From 1929 to 1930, Federico Garcia Lorca traveled to New York City to escape romantic problems in his personal life. There, he studied at Columbia University and wrote another book of poetry, Poeta en Nueva York, which primarily deals with the isolation of living in a foreign land. He also wrote two plays during his time in New York, which were very experimental.

On Federico Garcia Lorca's return to Spain in 1930, he accepted a position as director of a university theater company, for which he wrote, directed, and acted in plays. His troupe toured through some of Spain's most rural regions, helping to share reinterpretations of classic Spanish culture with all of its citizens. The company disbanded in 1936, however, when the Spanish Civil War began.

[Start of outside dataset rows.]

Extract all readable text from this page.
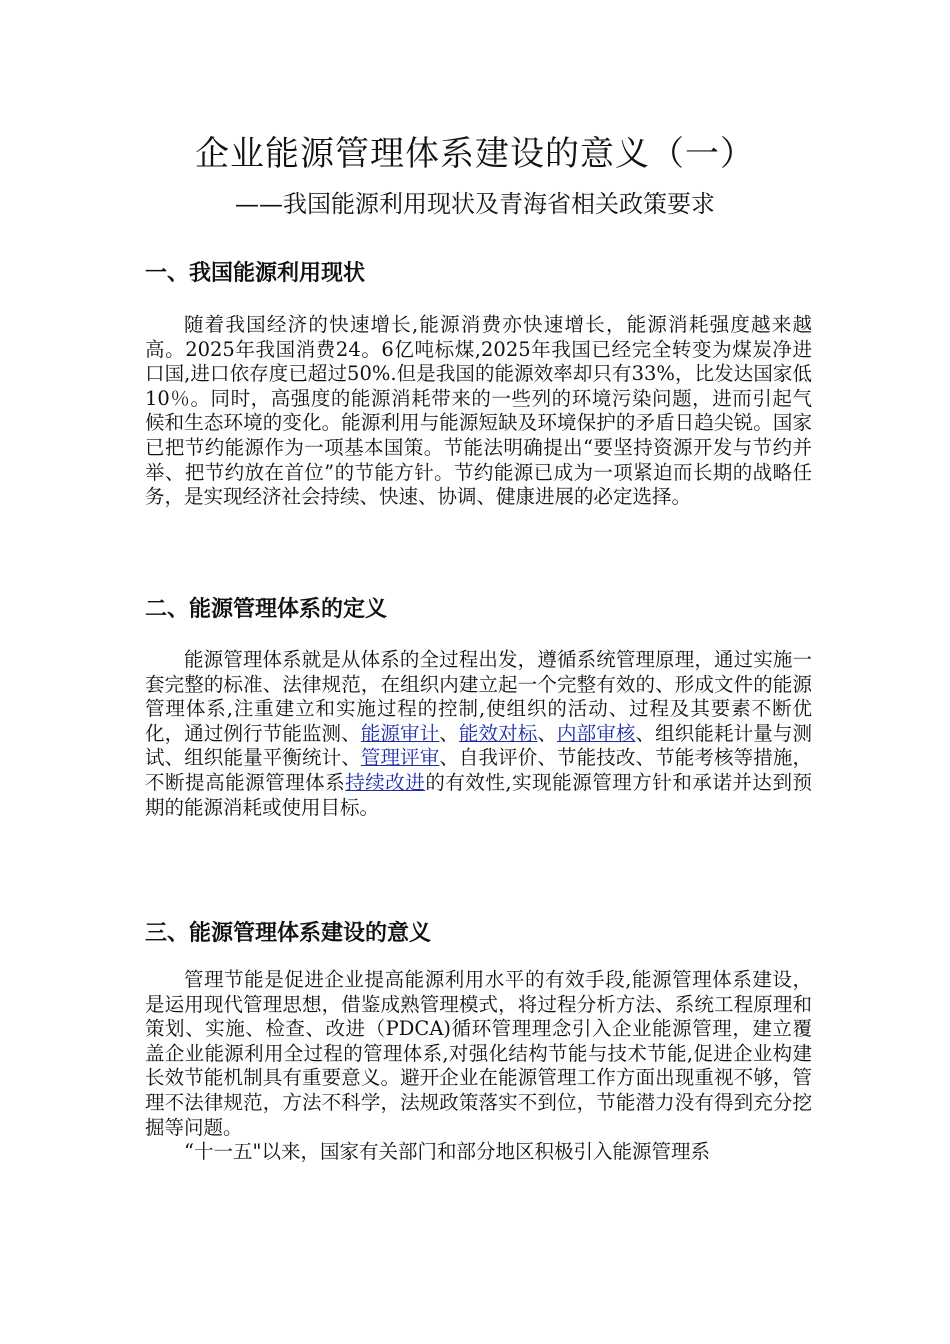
企业能源管理体系建设的意义（一）
——我国能源利用现状及青海省相关政策要求
一、我国能源利用现状

随着我国经济的快速增长,能源消费亦快速增长，能源消耗强度越来越高。2025年我国消费24。6亿吨标煤,2025年我国已经完全转变为煤炭净进口国,进口依存度已超过50%.但是我国的能源效率却只有33%，比发达国家低10％。同时，高强度的能源消耗带来的一些列的环境污染问题，进而引起气候和生态环境的变化。能源利用与能源短缺及环境保护的矛盾日趋尖锐。国家已把节约能源作为一项基本国策。节能法明确提出“要坚持资源开发与节约并举、把节约放在首位”的节能方针。节约能源已成为一项紧迫而长期的战略任务，是实现经济社会持续、快速、协调、健康进展的必定选择。

二、能源管理体系的定义

能源管理体系就是从体系的全过程出发，遵循系统管理原理，通过实施一套完整的标准、法律规范，在组织内建立起一个完整有效的、形成文件的能源管理体系,注重建立和实施过程的控制,使组织的活动、过程及其要素不断优化，通过例行节能监测、能源审计、能效对标、内部审核、组织能耗计量与测试、组织能量平衡统计、管理评审、自我评价、节能技改、节能考核等措施，不断提高能源管理体系持续改进的有效性,实现能源管理方针和承诺并达到预期的能源消耗或使用目标。

三、能源管理体系建设的意义

管理节能是促进企业提高能源利用水平的有效手段,能源管理体系建设，是运用现代管理思想，借鉴成熟管理模式，将过程分析方法、系统工程原理和策划、实施、检查、改进（PDCA)循环管理理念引入企业能源管理，建立覆盖企业能源利用全过程的管理体系,对强化结构节能与技术节能,促进企业构建长效节能机制具有重要意义。避开企业在能源管理工作方面出现重视不够，管理不法律规范，方法不科学，法规政策落实不到位，节能潜力没有得到充分挖掘等问题。

“十一五"以来，国家有关部门和部分地区积极引入能源管理系
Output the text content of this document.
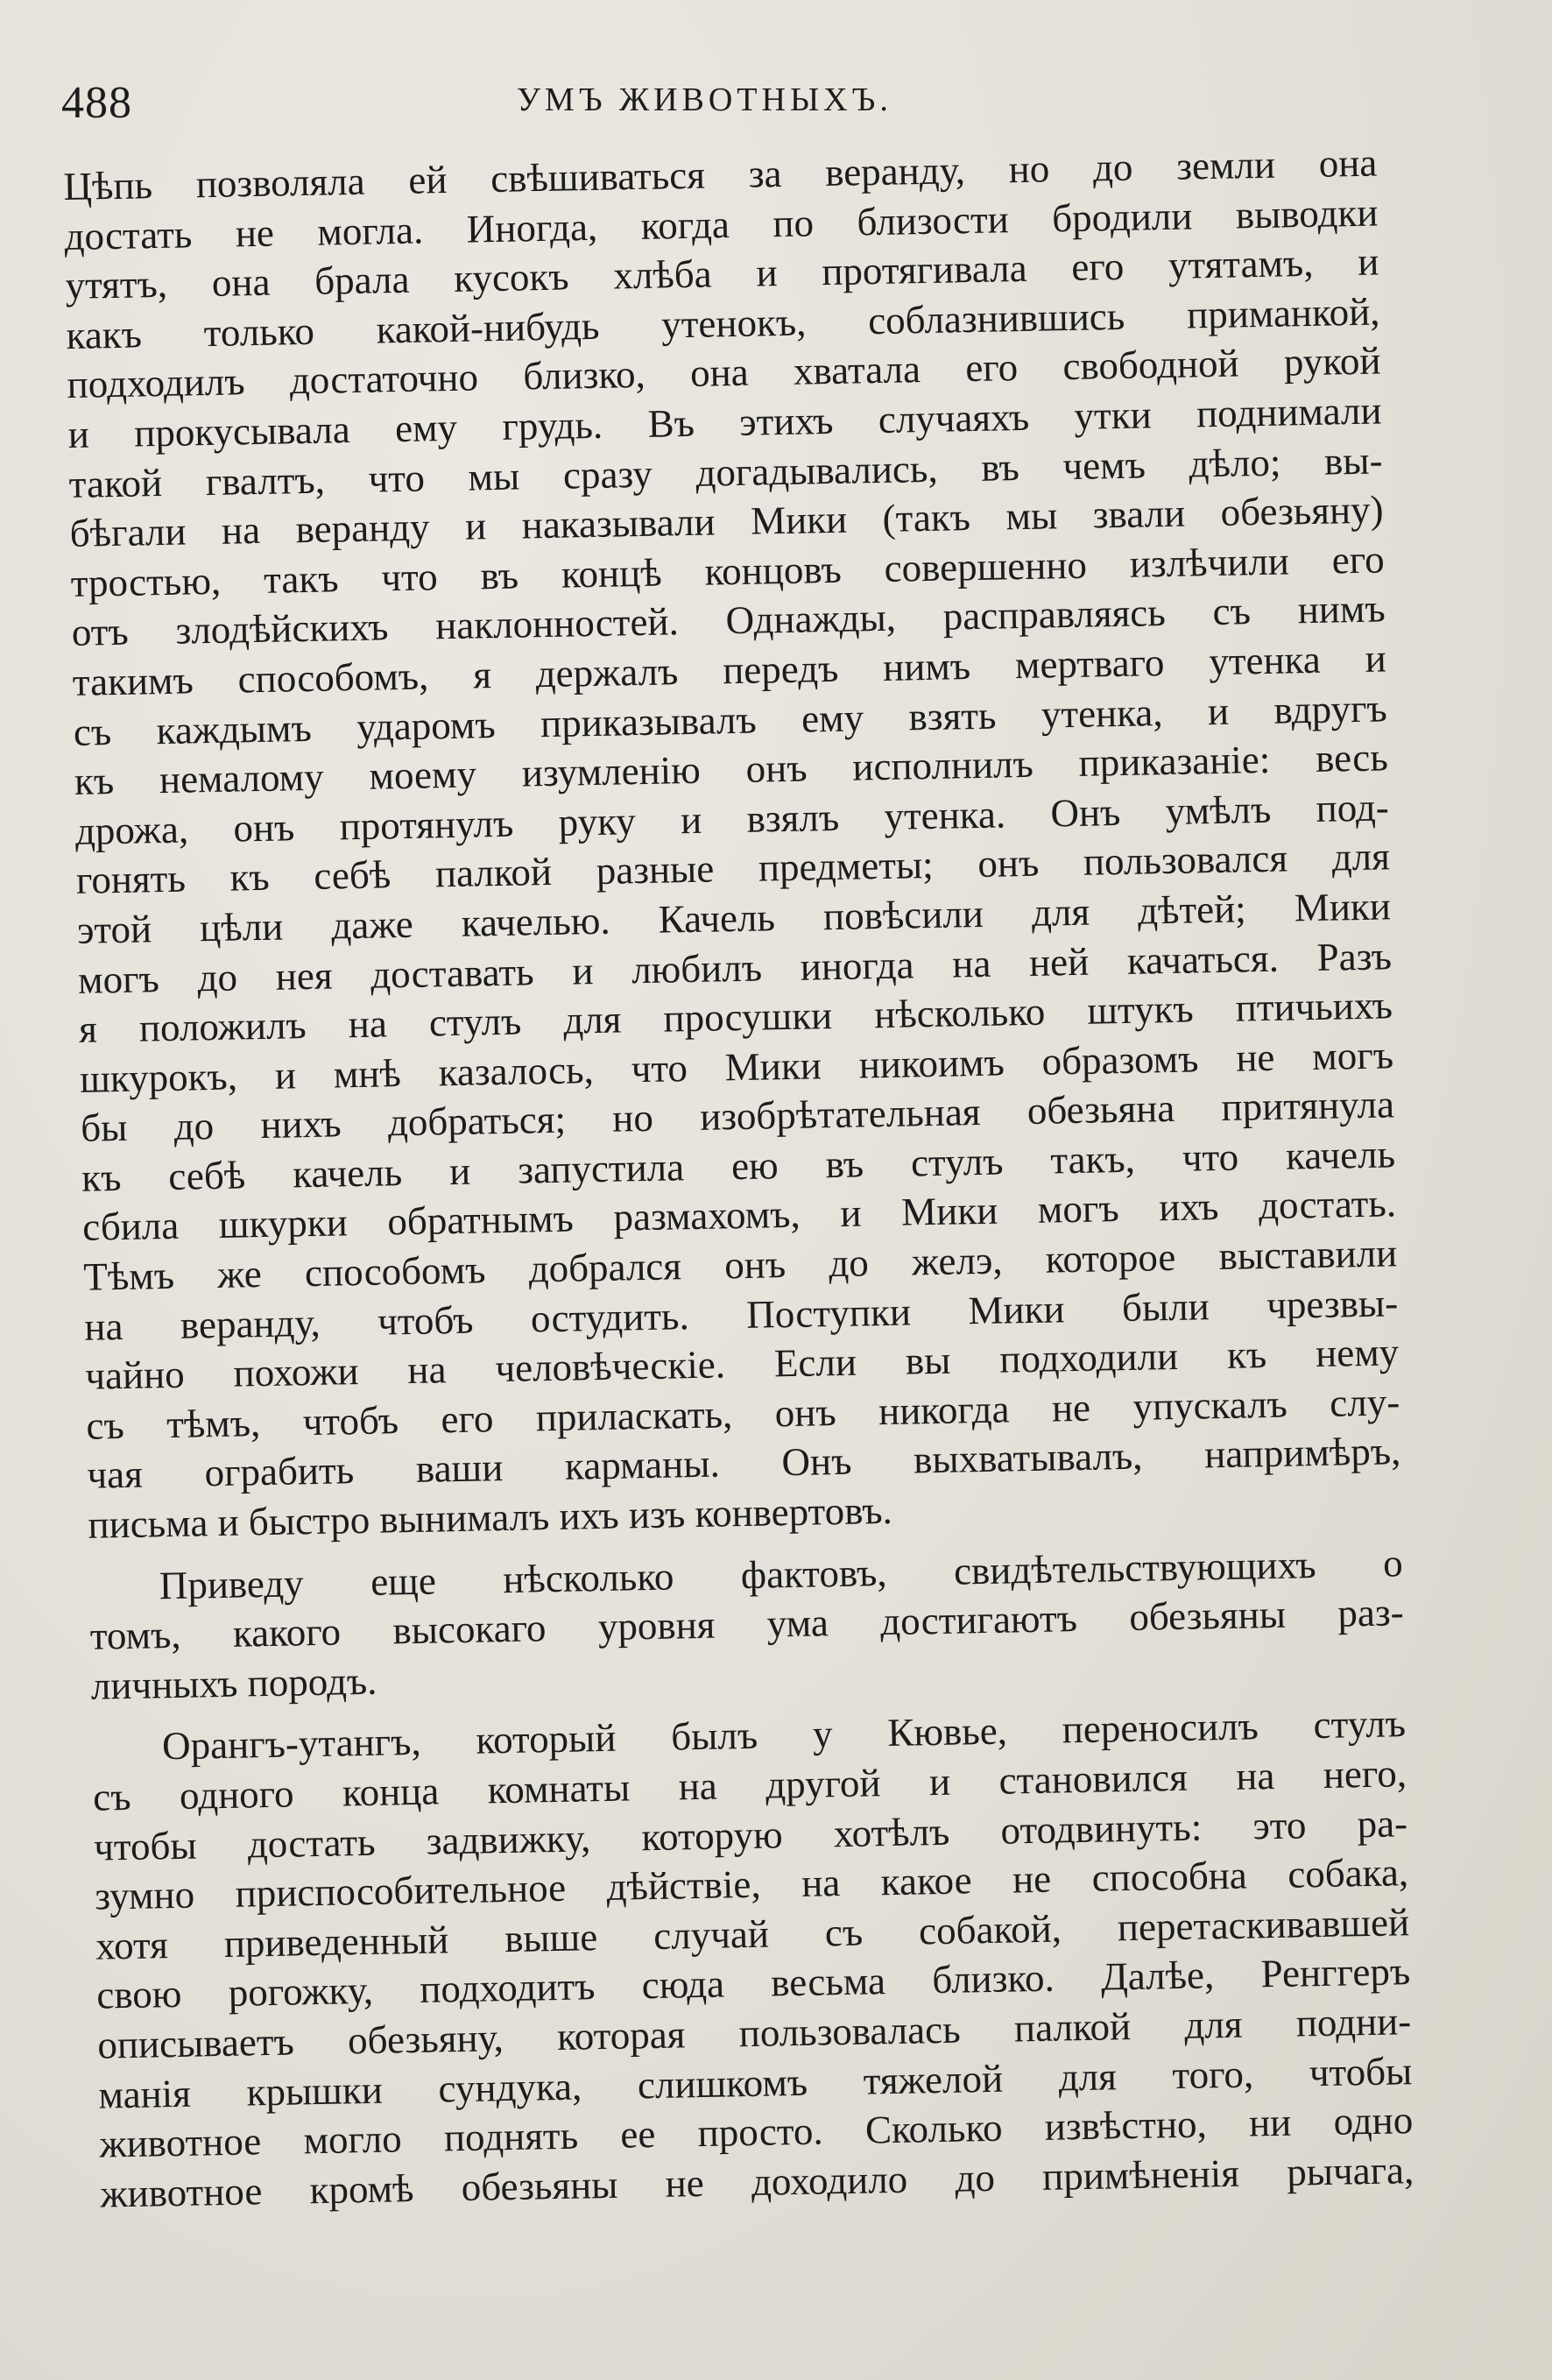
488	УМЪ ЖИВОТНЫХЪ.
Цѣпь позволяла ей свѣшиваться за веранду, но до земли она
достать не могла. Иногда, когда по близости бродили выводки
утятъ, она брала кусокъ хлѣба и протягивала его утятамъ, и
какъ только какой-нибудь утенокъ, соблазнившись приманкой,
подходилъ достаточно близко, она хватала его свободной рукой
и прокусывала ему грудь. Въ этихъ случаяхъ утки поднимали
такой гвалтъ, что мы сразу догадывались, въ чемъ дѣло; вы-
бѣгали на веранду и наказывали Мики (такъ мы звали обезьяну)
тростью, такъ что въ концѣ концовъ совершенно излѣчили его
отъ злодѣйскихъ наклонностей. Однажды, расправляясь съ нимъ
такимъ способомъ, я держалъ передъ нимъ мертваго утенка и
съ каждымъ ударомъ приказывалъ ему взять утенка, и вдругъ
къ немалому моему изумленію онъ исполнилъ приказаніе: весь
дрожа, онъ протянулъ руку и взялъ утенка. Онъ умѣлъ под-
гонять къ себѣ палкой разные предметы; онъ пользовался для
этой цѣли даже качелью. Качель повѣсили для дѣтей; Мики
могъ до нея доставать и любилъ иногда на ней качаться. Разъ
я положилъ на стулъ для просушки нѣсколько штукъ птичьихъ
шкурокъ, и мнѣ казалось, что Мики никоимъ образомъ не могъ
бы до нихъ добраться; но изобрѣтательная обезьяна притянула
къ себѣ качель и запустила ею въ стулъ такъ, что качель
сбила шкурки обратнымъ размахомъ, и Мики могъ ихъ достать.
Тѣмъ же способомъ добрался онъ до желэ, которое выставили
на веранду, чтобъ остудить. Поступки Мики были чрезвы-
чайно похожи на человѣческіе. Если вы подходили къ нему
съ тѣмъ, чтобъ его приласкать, онъ никогда не упускалъ слу-
чая ограбить ваши карманы. Онъ выхватывалъ, напримѣръ,
письма и быстро вынималъ ихъ изъ конвертовъ.
Приведу еще нѣсколько фактовъ, свидѣтельствующихъ о
томъ, какого высокаго уровня ума достигаютъ обезьяны раз-
личныхъ породъ.
Орангъ-утангъ, который былъ у Кювье, переносилъ стулъ
съ одного конца комнаты на другой и становился на него,
чтобы достать задвижку, которую хотѣлъ отодвинуть: это ра-
зумно приспособительное дѣйствіе, на какое не способна собака,
хотя приведенный выше случай съ собакой, перетаскивавшей
свою рогожку, подходитъ сюда весьма близко. Далѣе, Ренггеръ
описываетъ обезьяну, которая пользовалась палкой для подни-
манія крышки сундука, слишкомъ тяжелой для того, чтобы
животное могло поднять ее просто. Сколько извѣстно, ни одно
животное кромѣ обезьяны не доходило до примѣненія рычага,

At that time, Federico Garcia Lorca returned to his hometown of Grenada, which was the most conservative part of Spain, though it is likely he knew that it was dangerous for him to be there. Immediately, he and his brother-in-law, a socialist mayor, were arrested. Because Federico Garcia Lorca was homosexual and politically liberal, he was considered an enemy of the nationalist movement, and was executed and thrown in an unmarked grave. The Spanish Civil War claimed more than 50,000 victims by execution, but Federico Garcia Lorca is probably the most famous of those murdered in the movement. Today, he is seen as a martyr figure in much of Spanish society.